Thanks for the detailed writeup Sammi!
Andrew, can you explain why you think for a directory, the replication policy should be return when getErasureCodingPolicy is called?
I was thinking of a usecase where a user wants to redo the policies on an directory tree. Unless they can distinguish between states 1 and 2 vs 3 via a get API, they need to call set/remove on every directory to get exactly what they want. Another usecase is distcp, where you might want to exactly replicate the same storage policy setup on a destination cluster.
Looking at StoragePolicy though, it just returns the inherited policy. I don't see a way to check if a policy is inherited or explicitly set. IMO this is a flaw (particularly for distcp), but it's better to follow suit for continuity. It's also less bad for EC since there's no way to change the EC policy for a file.

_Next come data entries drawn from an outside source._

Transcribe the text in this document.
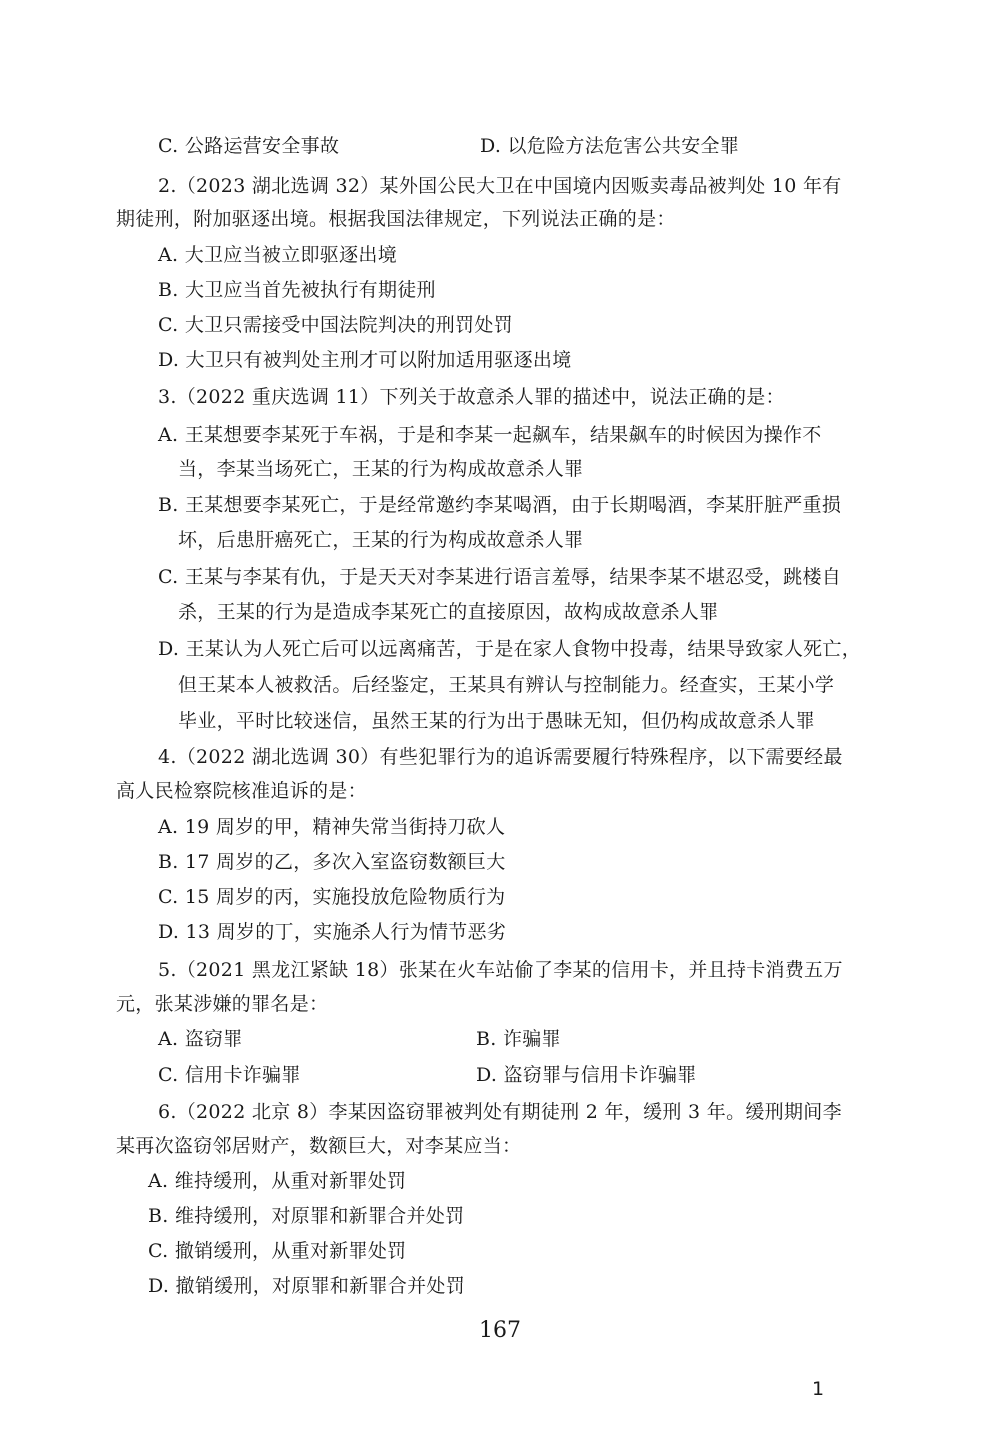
C. 公路运营安全事故	D. 以危险方法危害公共安全罪
2.（2023 湖北选调 32）某外国公民大卫在中国境内因贩卖毒品被判处 10 年有
期徒刑，附加驱逐出境。根据我国法律规定，下列说法正确的是：
A. 大卫应当被立即驱逐出境
B. 大卫应当首先被执行有期徒刑
C. 大卫只需接受中国法院判决的刑罚处罚
D. 大卫只有被判处主刑才可以附加适用驱逐出境
3.（2022 重庆选调 11）下列关于故意杀人罪的描述中，说法正确的是：
A. 王某想要李某死于车祸，于是和李某一起飙车，结果飙车的时候因为操作不
当，李某当场死亡，王某的行为构成故意杀人罪
B. 王某想要李某死亡，于是经常邀约李某喝酒，由于长期喝酒，李某肝脏严重损
坏，后患肝癌死亡，王某的行为构成故意杀人罪
C. 王某与李某有仇，于是天天对李某进行语言羞辱，结果李某不堪忍受，跳楼自
杀，王某的行为是造成李某死亡的直接原因，故构成故意杀人罪
D. 王某认为人死亡后可以远离痛苦，于是在家人食物中投毒，结果导致家人死亡，
但王某本人被救活。后经鉴定，王某具有辨认与控制能力。经查实，王某小学
毕业，平时比较迷信，虽然王某的行为出于愚昧无知，但仍构成故意杀人罪
4.（2022 湖北选调 30）有些犯罪行为的追诉需要履行特殊程序，以下需要经最
高人民检察院核准追诉的是：
A. 19 周岁的甲，精神失常当街持刀砍人
B. 17 周岁的乙，多次入室盗窃数额巨大
C. 15 周岁的丙，实施投放危险物质行为
D. 13 周岁的丁，实施杀人行为情节恶劣
5.（2021 黑龙江紧缺 18）张某在火车站偷了李某的信用卡，并且持卡消费五万
元，张某涉嫌的罪名是：
A. 盗窃罪	B. 诈骗罪
C. 信用卡诈骗罪	D. 盗窃罪与信用卡诈骗罪
6.（2022 北京 8）李某因盗窃罪被判处有期徒刑 2 年，缓刑 3 年。缓刑期间李
某再次盗窃邻居财产，数额巨大，对李某应当：
A. 维持缓刑，从重对新罪处罚
B. 维持缓刑，对原罪和新罪合并处罚
C. 撤销缓刑，从重对新罪处罚
D. 撤销缓刑，对原罪和新罪合并处罚
167
1
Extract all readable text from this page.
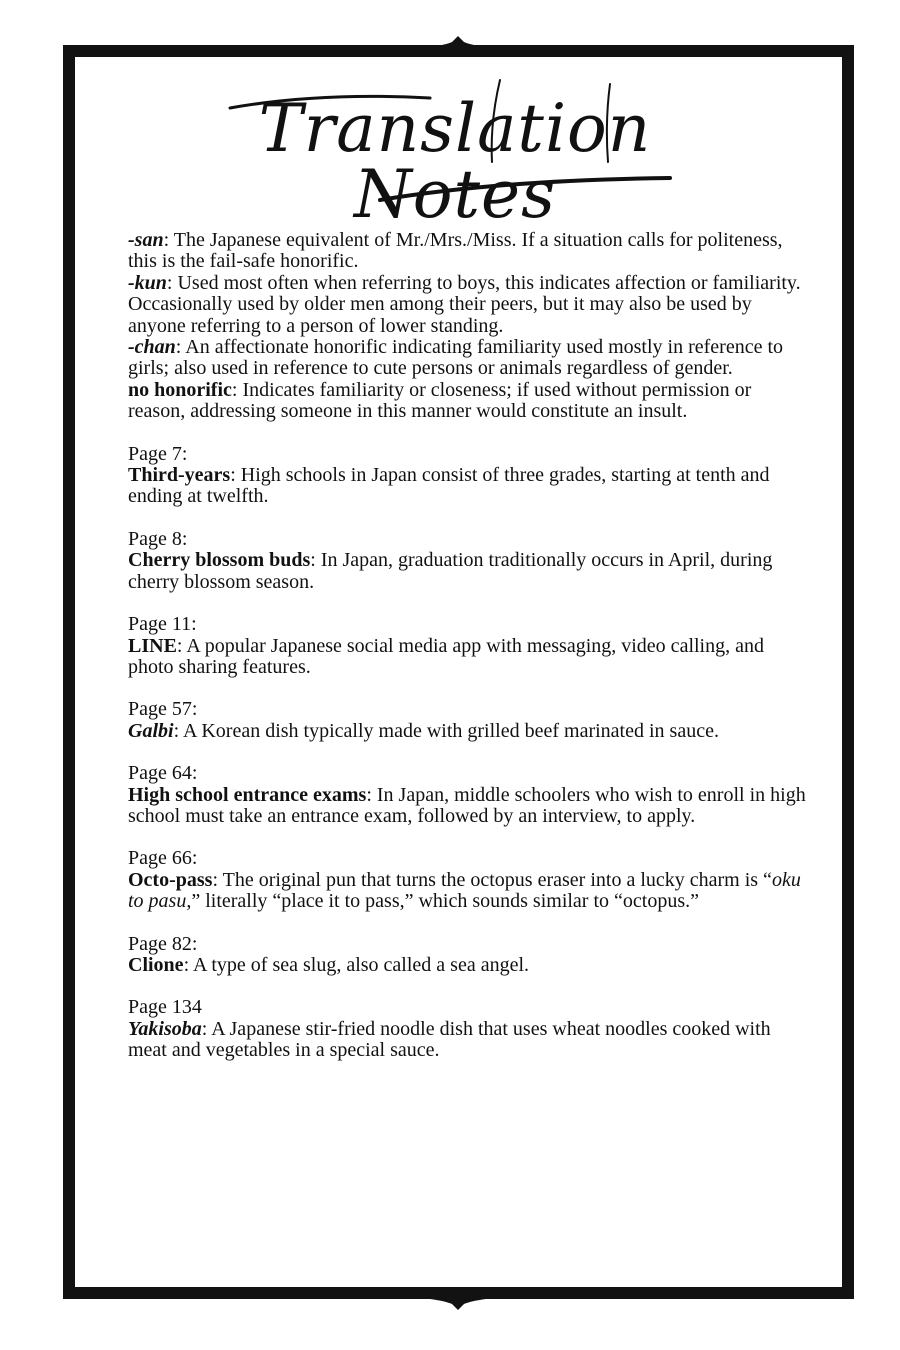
Translation Notes

-san: The Japanese equivalent of Mr./Mrs./Miss. If a situation calls for politeness, this is the fail-safe honorific.

-kun: Used most often when referring to boys, this indicates affection or familiarity. Occasionally used by older men among their peers, but it may also be used by anyone referring to a person of lower standing.

-chan: An affectionate honorific indicating familiarity used mostly in reference to girls; also used in reference to cute persons or animals regardless of gender.

no honorific: Indicates familiarity or closeness; if used without permission or reason, addressing someone in this manner would constitute an insult.

Page 7:

Third-years: High schools in Japan consist of three grades, starting at tenth and ending at twelfth.

Page 8:

Cherry blossom buds: In Japan, graduation traditionally occurs in April, during cherry blossom season.

Page 11:

LINE: A popular Japanese social media app with messaging, video calling, and photo sharing features.

Page 57:

Galbi: A Korean dish typically made with grilled beef marinated in sauce.

Page 64:

High school entrance exams: In Japan, middle schoolers who wish to enroll in high school must take an entrance exam, followed by an interview, to apply.

Page 66:

Octo-pass: The original pun that turns the octopus eraser into a lucky charm is “oku to pasu,” literally “place it to pass,” which sounds similar to “octopus.”

Page 82:

Clione: A type of sea slug, also called a sea angel.

Page 134

Yakisoba: A Japanese stir-fried noodle dish that uses wheat noodles cooked with meat and vegetables in a special sauce.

Also referencing StoragePolicy, there's the idea of a default storage policy for the cluster. This is hardcoded to HOT, and is returned when you call getStoragePolicy. To align with getStoragePolicy, arguably getECPolicy should return a special "replicated" ECPolicy, but that makes isErasureCoded checks more complicated.
So, all said, let's just return the inherited EC policy if it's not replicated. We also need to validate the isErasureCoded checks internally, since I know for instance we restrict the set of storage policies that work on erasure coded files.
Unless we introduce another policy manipulation API, such as "setDefaultReplicationPolicy" which handles change directory from ec policy to replication policy.
I like this idea, since calling the replication policy an "ECPolicy" is a misnomer. It's also confusing if we make people set it via setECPolicy but don't return it in getECPolicy.